Distant reading (Quantify Research hypothesis) Many researchers are moving into DHSS (as seen by the increasing number of centers for Digital Humanities across Swedish universities), drawn in by the promise of large amounts of data and automatic methods for analyzing them. In this use case, we will collaborate with three research groups to help quantify their hypotheses.

Firstly, we will collaborate with social scientists on analyzing differences in meaning for concepts in politics (e.g. democracy, freedom, immigration) for different political parties, this relates primarily to word sense induction on 20th century Swedish political party programs and election manifestos.

Secondly, we will collaborate with a group of concept historians to investigate the rate and spread of abstraction of the market, that goes from a concrete time and place to an abstract concept, like job or stock markets. We will study the interplay of these concept and investigate when the market becomes an agent that affects people rather than the other way around.
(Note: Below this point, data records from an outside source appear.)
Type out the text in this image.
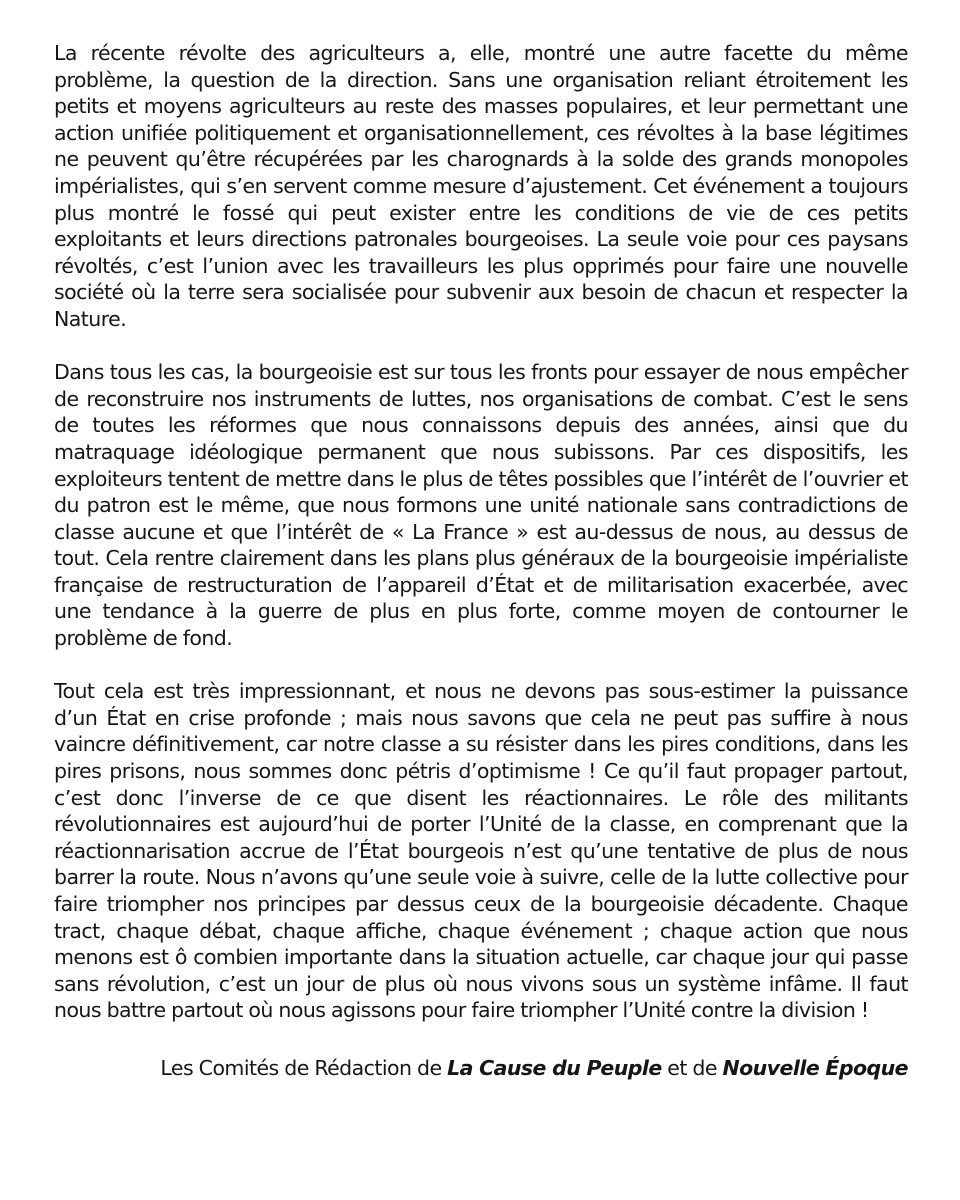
La récente révolte des agriculteurs a, elle, montré une autre facette du même problème, la question de la direction. Sans une organisation reliant étroitement les petits et moyens agriculteurs au reste des masses populaires, et leur permettant une action unifiée politiquement et organisationnellement, ces révoltes à la base légitimes ne peuvent qu’être récupérées par les charognards à la solde des grands monopoles impérialistes, qui s’en servent comme mesure d’ajustement. Cet événement a toujours plus montré le fossé qui peut exister entre les conditions de vie de ces petits exploitants et leurs directions patronales bourgeoises. La seule voie pour ces paysans révoltés, c’est l’union avec les travailleurs les plus opprimés pour faire une nouvelle société où la terre sera socialisée pour subvenir aux besoin de chacun et respecter la Nature.

Dans tous les cas, la bourgeoisie est sur tous les fronts pour essayer de nous empêcher de reconstruire nos instruments de luttes, nos organisations de combat. C’est le sens de toutes les réformes que nous connaissons depuis des années, ainsi que du matraquage idéologique permanent que nous subissons. Par ces dispositifs, les exploiteurs tentent de mettre dans le plus de têtes possibles que l’intérêt de l’ouvrier et du patron est le même, que nous formons une unité nationale sans contradictions de classe aucune et que l’intérêt de « La France » est au-dessus de nous, au dessus de tout. Cela rentre clairement dans les plans plus généraux de la bourgeoisie impérialiste française de restructuration de l’appareil d’État et de militarisation exacerbée, avec une tendance à la guerre de plus en plus forte, comme moyen de contourner le problème de fond.

Tout cela est très impressionnant, et nous ne devons pas sous-estimer la puissance d’un État en crise profonde ; mais nous savons que cela ne peut pas suffire à nous vaincre définitivement, car notre classe a su résister dans les pires conditions, dans les pires prisons, nous sommes donc pétris d’optimisme ! Ce qu’il faut propager partout, c’est donc l’inverse de ce que disent les réactionnaires. Le rôle des militants révolutionnaires est aujourd’hui de porter l’Unité de la classe, en comprenant que la réactionnarisation accrue de l’État bourgeois n’est qu’une tentative de plus de nous barrer la route. Nous n’avons qu’une seule voie à suivre, celle de la lutte collective pour faire triompher nos principes par dessus ceux de la bourgeoisie décadente. Chaque tract, chaque débat, chaque affiche, chaque événement ; chaque action que nous menons est ô combien importante dans la situation actuelle, car chaque jour qui passe sans révolution, c’est un jour de plus où nous vivons sous un système infâme. Il faut nous battre partout où nous agissons pour faire triompher l’Unité contre la division !

Les Comités de Rédaction de La Cause du Peuple et de Nouvelle Époque
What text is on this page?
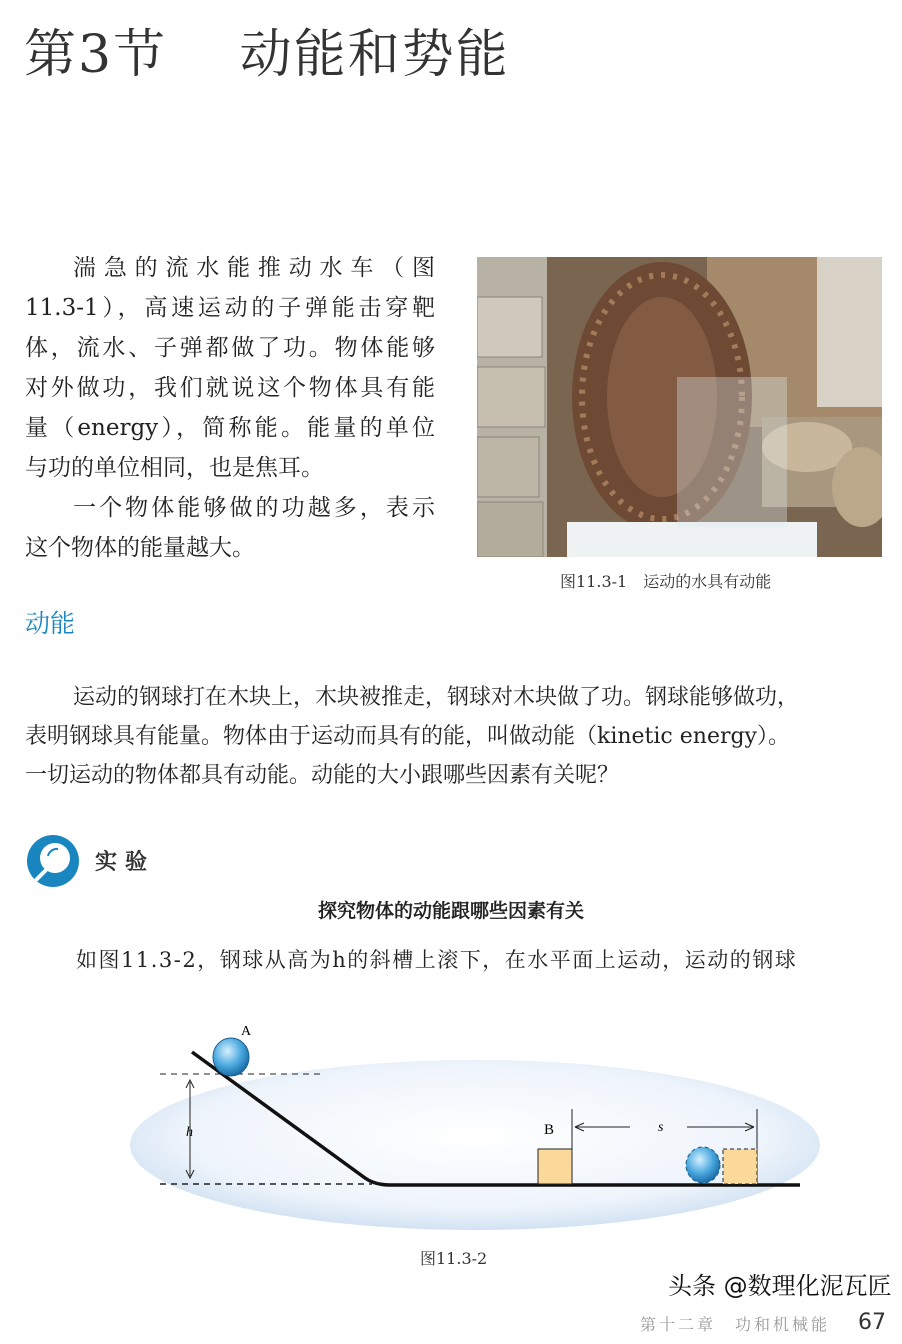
第3节　 动能和势能
湍急的流水能推动水车（图
11.3-1），高速运动的子弹能击穿靶
体，流水、子弹都做了功。物体能够
对外做功，我们就说这个物体具有能
量（energy），简称能。能量的单位
与功的单位相同，也是焦耳。
一个物体能够做的功越多，表示
这个物体的能量越大。
图11.3-1　运动的水具有动能
动能
运动的钢球打在木块上，木块被推走，钢球对木块做了功。钢球能够做功，
表明钢球具有能量。物体由于运动而具有的能，叫做动能（kinetic energy）。
一切运动的物体都具有动能。动能的大小跟哪些因素有关呢？
实验
探究物体的动能跟哪些因素有关
如图11.3-2，钢球从高为h的斜槽上滚下，在水平面上运动，运动的钢球
h
A
B	s
图11.3-2
头条 @数理化泥瓦匠
第十二章　功和机械能 67
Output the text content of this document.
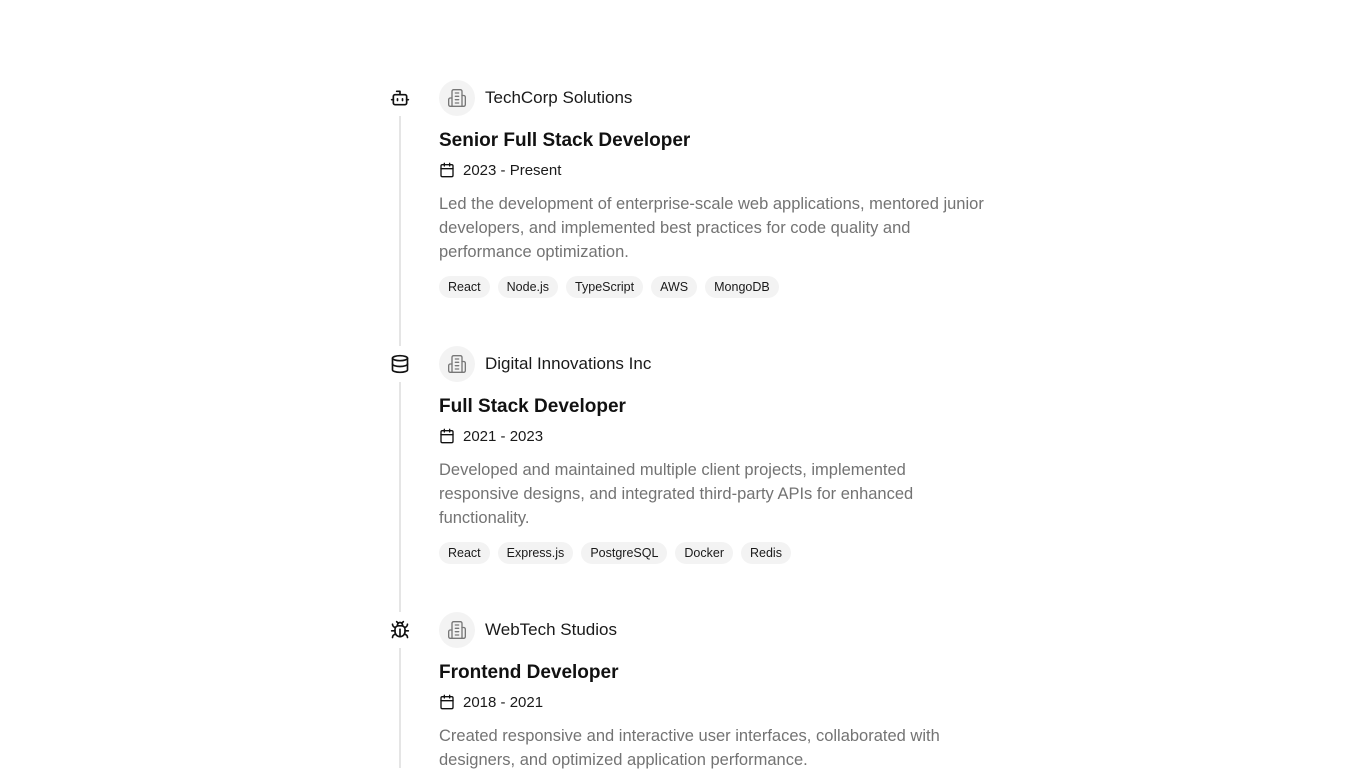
TechCorp Solutions
Senior Full Stack Developer
2023 - Present
Led the development of enterprise-scale web applications, mentored junior developers, and implemented best practices for code quality and performance optimization.
React	Node.js	TypeScript	AWS	MongoDB
Digital Innovations Inc
Full Stack Developer
2021 - 2023
Developed and maintained multiple client projects, implemented responsive designs, and integrated third-party APIs for enhanced functionality.
React	Express.js	PostgreSQL	Docker	Redis
WebTech Studios
Frontend Developer
2018 - 2021
Created responsive and interactive user interfaces, collaborated with designers, and optimized application performance.
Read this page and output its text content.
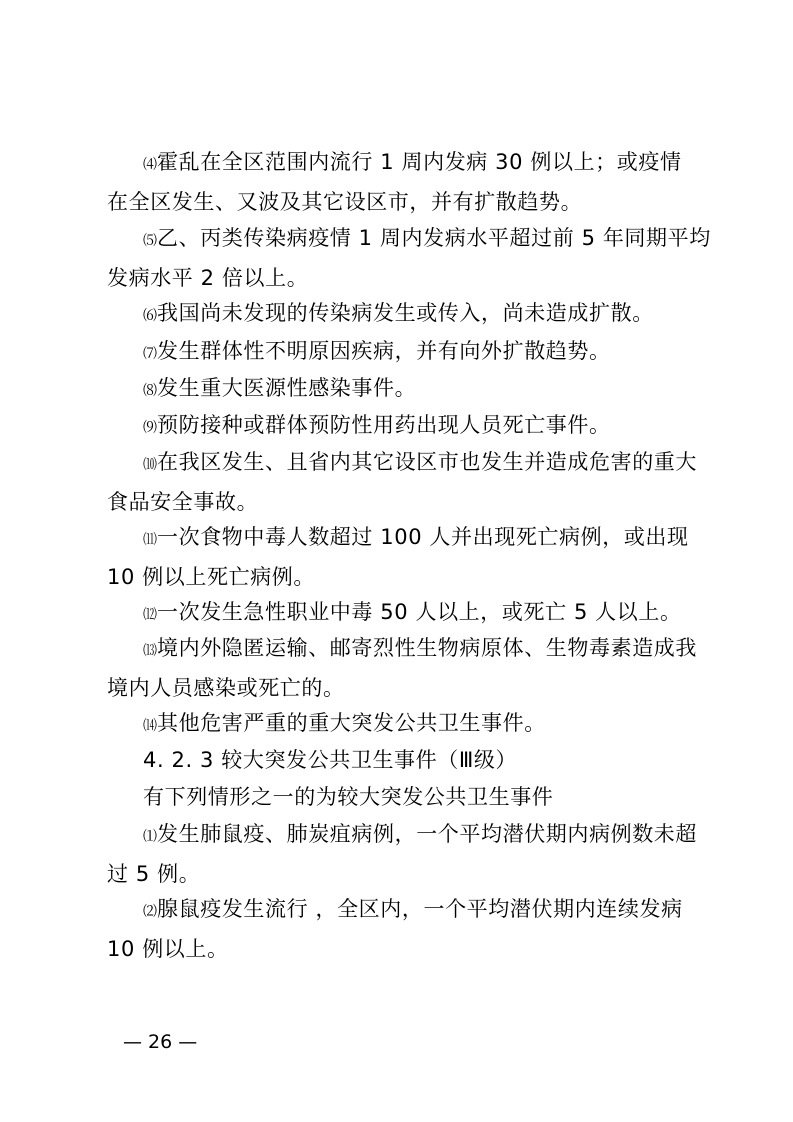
⑷霍乱在全区范围内流行 1 周内发病 30 例以上；或疫情
在全区发生、又波及其它设区市，并有扩散趋势。
⑸乙、丙类传染病疫情 1 周内发病水平超过前 5 年同期平均
发病水平 2 倍以上。
⑹我国尚未发现的传染病发生或传入，尚未造成扩散。
⑺发生群体性不明原因疾病，并有向外扩散趋势。
⑻发生重大医源性感染事件。
⑼预防接种或群体预防性用药出现人员死亡事件。
⑽在我区发生、且省内其它设区市也发生并造成危害的重大
食品安全事故。
⑾一次食物中毒人数超过 100 人并出现死亡病例，或出现
10 例以上死亡病例。
⑿一次发生急性职业中毒 50 人以上，或死亡 5 人以上。
⒀境内外隐匿运输、邮寄烈性生物病原体、生物毒素造成我
境内人员感染或死亡的。
⒁其他危害严重的重大突发公共卫生事件。
4. 2. 3 较大突发公共卫生事件（Ⅲ级）
有下列情形之一的为较大突发公共卫生事件
⑴发生肺鼠疫、肺炭疽病例，一个平均潜伏期内病例数未超
过 5 例。
⑵腺鼠疫发生流行 ，全区内，一个平均潜伏期内连续发病
10 例以上。
— 26 —
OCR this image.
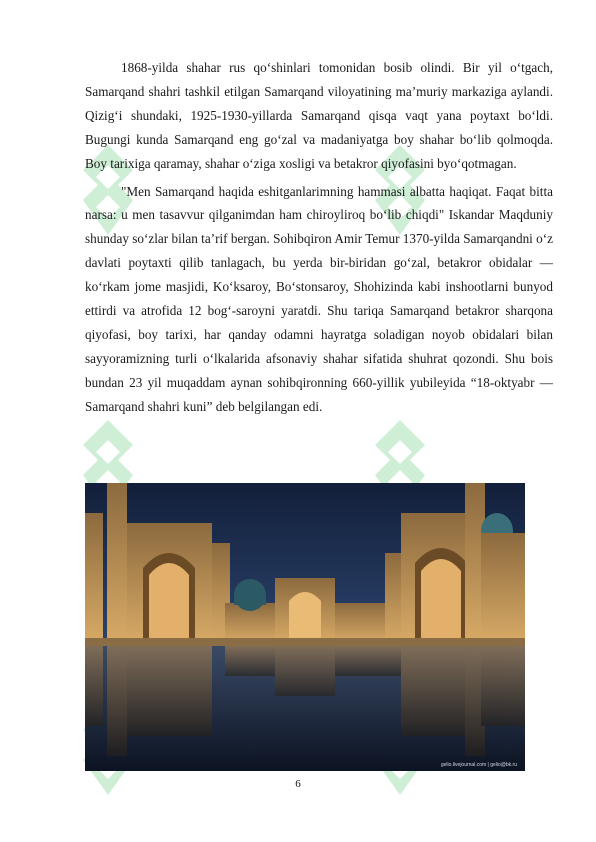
1868-yilda shahar rus qo‘shinlari tomonidan bosib olindi. Bir yil o‘tgach, Samarqand shahri tashkil etilgan Samarqand viloyatining ma’muriy markaziga aylandi. Qizig‘i shundaki, 1925-1930-yillarda Samarqand qisqa vaqt yana poytaxt bo‘ldi. Bugungi kunda Samarqand eng go‘zal va madaniyatga boy shahar bo‘lib qolmoqda. Boy tarixiga qaramay, shahar o‘ziga xosligi va betakror qiyofasini byo‘qotmagan.

"Men Samarqand haqida eshitganlarimning hammasi albatta haqiqat. Faqat bitta narsa: u men tasavvur qilganimdan ham chiroyliroq bo‘lib chiqdi" Iskandar Maqduniy shunday so‘zlar bilan ta’rif bergan. Sohibqiron Amir Temur 1370-yilda Samarqandni o‘z davlati poytaxti qilib tanlagach, bu yerda bir-biridan go‘zal, betakror obidalar — ko‘rkam jome masjidi, Ko‘ksaroy, Bo‘stonsaroy, Shohizinda kabi inshootlarni bunyod ettirdi va atrofida 12 bog‘-saroyni yaratdi. Shu tariqa Samarqand betakror sharqona qiyofasi, boy tarixi, har qanday odamni hayratga soladigan noyob obidalari bilan sayyoramizning turli o‘lkalarida afsonaviy shahar sifatida shuhrat qozondi. Shu bois bundan 23 yil muqaddam aynan sohibqironning 660-yillik yubileyida “18-oktyabr — Samarqand shahri kuni” deb belgilangan edi.

gelio.livejournal.com | gelio@bk.ru
6
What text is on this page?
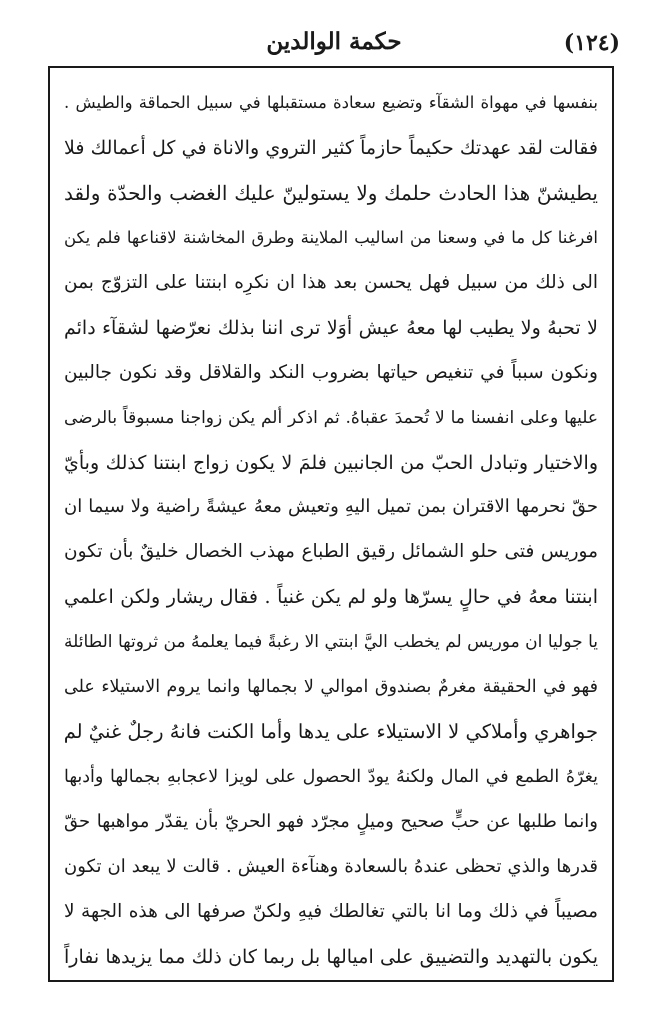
(١٢٤)
حكمة الوالدين
بنفسها في مهواة الشقآء وتضيع سعادة مستقبلها في سبيل الحماقة والطيش .
فقالت لقد عهدتك حكيماً حازماً كثير التروي والاناة في كل أعمالك فلا
يطيشنّ هذا الحادث حلمك ولا يستولينّ عليك الغضب والحدّة ولقد
افرغنا كل ما في وسعنا من اساليب الملاينة وطرق المخاشنة لاقناعها فلم يكن
الى ذلك من سبيل فهل يحسن بعد هذا ان نكرِه ابنتنا على التزوّج بمن
لا تحبهُ ولا يطيب لها معهُ عيش أوَلا ترى اننا بذلك نعرّضها لشقآء دائم
ونكون سبباً في تنغيص حياتها بضروب النكد والقلاقل وقد نكون جالبين
عليها وعلى انفسنا ما لا تُحمدَ عقباهُ. ثم اذكر ألم يكن زواجنا مسبوقاً بالرضى
والاختيار وتبادل الحبّ من الجانبين فلمَ لا يكون زواج ابنتنا كذلك وبأيّ
حقّ نحرمها الاقتران بمن تميل اليهِ وتعيش معهُ عيشةً راضية ولا سيما ان
موريس فتى حلو الشمائل رقيق الطباع مهذب الخصال خليقٌ بأن تكون
ابنتنا معهُ في حالٍ يسرّها ولو لم يكن غنياً . فقال ريشار ولكن اعلمي
يا جوليا ان موريس لم يخطب اليَّ ابنتي الا رغبةً فيما يعلمهُ من ثروتها الطائلة
فهو في الحقيقة مغرمٌ بصندوق اموالي لا بجمالها وانما يروم الاستيلاء على
جواهري وأملاكي لا الاستيلاء على يدها وأما الكنت فانهُ رجلٌ غنيٌ لم
يغرّهُ الطمع في المال ولكنهُ يودّ الحصول على لويزا لاعجابهِ بجمالها وأدبها
وانما طلبها عن حبٍّ صحيح وميلٍ مجرّد فهو الحريّ بأن يقدّر مواهبها حقّ
قدرها والذي تحظى عندهُ بالسعادة وهنآءة العيش . قالت لا يبعد ان تكون
مصيباً في ذلك وما انا بالتي تغالطك فيهِ ولكنّ صرفها الى هذه الجهة لا
يكون بالتهديد والتضييق على اميالها بل ربما كان ذلك مما يزيدها نفاراً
Once the first abstract market has been established as a concept, does the process move faster and faster with new abstract markets and can we quantify this rate?

Thirdly, we will work with historical linguists to show that scientific texts in the 18th century attributed human-like features to animals and plants, see e.g., Linné and Bjerkander. By applying semantic change detection to the Royal Science Academy texts, as well as to texts from other contemporary genres, we can help quantify the hypothesis, and find spread and change rate. This collaboration will take place after the digitization of the relevant texts, pending a funding application.

References

L. Borin, M. Forsberg, and J. Roxendal. Korp – the corpus infrastructure of Språkbanken. LREC, 2012.

S. Vejdemo and T. Hörberg. Semantic Factors Predict the Rate of Lexical Replacement of Content Words. PLOS ONE, pages 1–15, Jan. 2016.